Lessons from high hazard industries for healthcare, National Patient Safety Agency, March 2010. This report is a summary of lessons from other high hazard industries and focuses on how a user-centred approach to design can help improve safety in healthcare by systematically addressing the system and design factors that can lead to human error. The report describes principles and processes that can be used in developing a user-centred approach to the design of healthcare facilities. Decision-makers involved in the planning, design and development of healthcare facilities will find examples of practice from other safety-critical industries on how to consider human factors at each stage of facility development.

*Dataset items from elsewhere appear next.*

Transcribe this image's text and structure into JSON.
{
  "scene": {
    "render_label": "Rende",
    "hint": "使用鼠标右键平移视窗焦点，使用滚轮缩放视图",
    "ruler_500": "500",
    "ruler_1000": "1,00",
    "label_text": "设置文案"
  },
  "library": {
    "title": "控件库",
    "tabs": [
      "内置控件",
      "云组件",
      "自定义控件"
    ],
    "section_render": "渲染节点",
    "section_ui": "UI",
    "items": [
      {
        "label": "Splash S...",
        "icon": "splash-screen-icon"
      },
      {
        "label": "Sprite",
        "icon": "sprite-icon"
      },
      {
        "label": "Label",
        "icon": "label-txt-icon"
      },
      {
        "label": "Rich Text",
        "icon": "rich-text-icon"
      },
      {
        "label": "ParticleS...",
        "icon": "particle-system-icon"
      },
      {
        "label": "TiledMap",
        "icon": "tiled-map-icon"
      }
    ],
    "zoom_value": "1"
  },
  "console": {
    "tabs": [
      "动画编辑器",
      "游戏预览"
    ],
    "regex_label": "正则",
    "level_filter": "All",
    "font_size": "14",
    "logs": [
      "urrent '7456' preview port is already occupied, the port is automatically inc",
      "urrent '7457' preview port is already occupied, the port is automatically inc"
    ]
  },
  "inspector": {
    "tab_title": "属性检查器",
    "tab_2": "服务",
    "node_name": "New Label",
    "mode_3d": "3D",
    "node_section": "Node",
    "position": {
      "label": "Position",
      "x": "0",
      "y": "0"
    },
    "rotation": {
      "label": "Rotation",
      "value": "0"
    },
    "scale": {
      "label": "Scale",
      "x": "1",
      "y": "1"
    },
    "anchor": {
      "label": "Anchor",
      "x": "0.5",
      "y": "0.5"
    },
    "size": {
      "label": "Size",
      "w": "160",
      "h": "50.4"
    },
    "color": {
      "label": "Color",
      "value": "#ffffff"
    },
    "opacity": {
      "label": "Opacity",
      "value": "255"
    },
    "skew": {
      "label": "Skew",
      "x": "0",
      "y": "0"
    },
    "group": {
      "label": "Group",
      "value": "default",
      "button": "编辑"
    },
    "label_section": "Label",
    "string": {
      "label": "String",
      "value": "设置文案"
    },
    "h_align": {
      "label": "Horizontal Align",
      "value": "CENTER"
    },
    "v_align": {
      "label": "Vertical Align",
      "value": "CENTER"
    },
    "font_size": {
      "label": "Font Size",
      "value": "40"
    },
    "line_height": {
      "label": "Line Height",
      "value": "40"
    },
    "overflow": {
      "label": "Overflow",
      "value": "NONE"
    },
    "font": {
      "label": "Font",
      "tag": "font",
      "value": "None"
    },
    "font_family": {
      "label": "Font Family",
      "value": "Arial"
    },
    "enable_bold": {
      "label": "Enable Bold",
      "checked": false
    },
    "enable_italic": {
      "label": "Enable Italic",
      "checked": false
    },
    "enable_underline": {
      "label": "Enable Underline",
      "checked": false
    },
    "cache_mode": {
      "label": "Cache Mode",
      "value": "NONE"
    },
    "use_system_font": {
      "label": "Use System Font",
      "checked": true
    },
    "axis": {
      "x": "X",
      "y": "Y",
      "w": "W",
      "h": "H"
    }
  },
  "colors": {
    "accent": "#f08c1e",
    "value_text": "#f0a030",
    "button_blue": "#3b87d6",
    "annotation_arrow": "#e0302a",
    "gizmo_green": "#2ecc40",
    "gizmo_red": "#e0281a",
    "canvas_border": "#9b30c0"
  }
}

Design Issues in Work-Related Serious Injuries. The Australian Safety and Compensation Council (ASCC), November, 2005. This is the second report arising from an ASCC project to consider the contribution of design issues to the occurrence of work-related injury and fatalities in Australia and the way that contribution may best be measured and monitored.
It contains four chapters on:
- A review of relevant literature on the role of design in serious work-related injury
- A detailed analysis of work-related fatal injury related to design, with particular focus on the construction, transport and storage, manufacturing and health and community services industries
- Consideration of poor procurement practices in relation to design issues, and
- Review of information barriers to monitoring design-related occupational injury and the proposal of approaches to reducing them.
The report concludes that similar design problems are involved in many fatal incidents, design is an important contributor to fatal injury in many industries, and solutions already exist for most of the identified design problems.